# Solutions: Lab 2.3.5 - BERT Fine-tuning

This notebook contains solutions to the exercises from notebook 05.

---

In [None]:
import torch
import torch.nn as nn
from torch.utils.data import DataLoader, Dataset
from torch.optim import AdamW  # Use PyTorch's AdamW (not deprecated transformers.AdamW)

try:
    from transformers import BertModel, BertTokenizer, get_linear_schedule_with_warmup
    HAS_TRANSFORMERS = True
except ImportError:
    HAS_TRANSFORMERS = False
    print("Please install transformers: pip install transformers")

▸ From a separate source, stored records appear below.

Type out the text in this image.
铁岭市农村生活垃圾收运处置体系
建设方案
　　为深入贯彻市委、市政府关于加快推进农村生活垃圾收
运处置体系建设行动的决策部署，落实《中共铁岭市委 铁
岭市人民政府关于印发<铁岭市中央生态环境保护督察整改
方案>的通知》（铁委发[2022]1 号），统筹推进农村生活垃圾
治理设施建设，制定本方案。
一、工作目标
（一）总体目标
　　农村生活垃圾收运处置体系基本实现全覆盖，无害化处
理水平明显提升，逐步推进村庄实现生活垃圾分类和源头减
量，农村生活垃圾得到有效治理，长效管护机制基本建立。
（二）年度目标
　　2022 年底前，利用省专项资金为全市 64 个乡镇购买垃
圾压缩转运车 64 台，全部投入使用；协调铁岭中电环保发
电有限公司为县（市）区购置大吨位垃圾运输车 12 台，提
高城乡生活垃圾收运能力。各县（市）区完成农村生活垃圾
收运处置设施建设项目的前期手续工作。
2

device = torch.device("cuda" if torch.cuda.is_available() else "cpu")
print(f"Device: {device}")

## Exercise 1: Multi-class Classification

**Task:** Modify the binary classifier to handle multiple classes (e.g., emotion detection).

In [None]:
class BertMultiClassifier(nn.Module):
    """
    BERT for multi-class classification.
    
    Modifications from binary classifier:
    - Output layer has num_classes instead of 1
    - Uses CrossEntropyLoss instead of BCEWithLogitsLoss
    - No sigmoid activation (handled by CrossEntropyLoss)
    """
    
    def __init__(self, num_classes, dropout=0.3, freeze_bert=False):
        super().__init__()
        
        self.bert = BertModel.from_pretrained('bert-base-uncased')
        
        if freeze_bert:
            for param in self.bert.parameters():
                param.requires_grad = False
        
        self.classifier = nn.Sequential(
            nn.Linear(768, 256),
            nn.ReLU(),
            nn.Dropout(dropout),
            nn.Linear(256, num_classes)  # num_classes outputs
        )
    
    def forward(self, input_ids, attention_mask):
        outputs = self.bert(input_ids=input_ids, attention_mask=attention_mask)
        pooled = outputs.pooler_output
        return self.classifier(pooled)  # Returns logits for each class

# Example usage for emotion classification (6 classes)
if HAS_TRANSFORMERS:
    EMOTION_LABELS = ['sadness', 'joy', 'love', 'anger', 'fear', 'surprise']
    num_classes = len(EMOTION_LABELS)
    
    model = BertMultiClassifier(num_classes=num_classes, freeze_bert=True)
    print(f"Model for {num_classes}-class classification created")
    print(f"Labels: {EMOTION_LABELS}")
    
    # Loss function for multi-class
    criterion = nn.CrossEntropyLoss()
    
    # Example forward pass
    tokenizer = BertTokenizer.from_pretrained('bert-base-uncased')
    text = "I am so happy today!"
    encoding = tokenizer(text, return_tensors='pt', padding=True, truncation=True)
    
    with torch.no_grad():
        logits = model(encoding['input_ids'], encoding['attention_mask'])
        probs = torch.softmax(logits, dim=-1)
        pred = probs.argmax(dim=-1).item()
    
    print(f"\nExample prediction for '{text}':")
    print(f"Predicted: {EMOTION_LABELS[pred]} ({probs[0, pred]:.2%} confidence)")
    print(f"\nAll probabilities:")
    for i, label in enumerate(EMOTION_LABELS):
        print(f"  {label}: {probs[0, i]:.2%}")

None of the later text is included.